Roots Canal avec Cyprien Gaillard

Au Musée Tinguely de Bâle
Que ce soit avec ses films, photographies ou sculptures,
Cyprien Gaillard
(né en 1980, Paris) évoque la perpétuelle destruction,
préservation ou reconstruction des villes. Les oeuvres présentées
jusqu’au 5 mai 2019 dans l’exposition «Roots Canal» traduisent
l’incessante transformation du paysage urbain et celle,

conjointe, de la nature et des hommes. Au bord du basculement,
les oeuvres de l’artiste évoquent l’imminence, ou l’avènement,
d’une métamorphose. Elles interceptent le moment de la chute,
ou restent suspendues dans l’instabilité d’un devenir. Dressée au
coeur du Musée Tinguely et présentée pour la première fois
en Europe, une série de têtes d’excavatrices incarne précisément
ce moment de suspension. Métaphore de la voracité
des hommes, ces outils caractéristiques des grands chantiers
se muséifient ici pour devenir les fossiles d’un temps futur.
En contre-point, un vol d’oiseaux exotiques au-dessus
d’une ville européenne en mutation, des polaroïds en voie
d’effacement et une immersion hallucinatoire dans une nuit
citadine emplie de souvenirs.De ces fragments disparates, voire antagonistes, l’artiste
recompose un univers où le macrocosme et le
microcosme, l’outil et son objet, la ville et ses habitants,
la machine et la nature, cohabitent dans un équilibre aussi
parfait que fragile.
Destruction, préservation, reconstruction :
le travail de Cyprien Gaillard met en scène notre rapport
ambigu à la ruine, à la disparition.
En grand voyageur, il sillonne le monde, en collecte des échantillons
et utilise ces artefacts pour raconter l’inéluctable et
incessante métamorphose du paysage urbain et celle, conjointe,
de la nature et des hommes.
Dans le cadre de l’exposition « Cyprien Gaillard.
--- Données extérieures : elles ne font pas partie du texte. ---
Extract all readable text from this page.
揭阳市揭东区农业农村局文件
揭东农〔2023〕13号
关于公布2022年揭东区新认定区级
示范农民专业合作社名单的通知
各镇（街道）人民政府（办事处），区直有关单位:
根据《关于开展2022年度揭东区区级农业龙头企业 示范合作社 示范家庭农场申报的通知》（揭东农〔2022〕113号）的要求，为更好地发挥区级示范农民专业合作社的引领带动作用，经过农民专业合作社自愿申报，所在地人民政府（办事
Roots Canal »
le Musée Tinguely présente une série de têtes d’excavatrices.
Ces outils caractéristiques des grands chantiers sont
disposés dans l’espace en deux rangées qui se font face, dressés tels
des soldats. Présentés à l’arrêt et dans un contexte muséal, ces outils
silencieux se font statues.
Avec la patine accumulée au fil de leur vie mécanique, leurs couleurs
délavées et leurs marques d’oxydation, ces machines devenues
statues évoquent des monuments archéologiques
surgis des profondeurs de la terre. Sous leurs airs archaïques,
ces lourds éléments métalliques, issus de la révolution industrielle,
sont pourtant profondément contemporains.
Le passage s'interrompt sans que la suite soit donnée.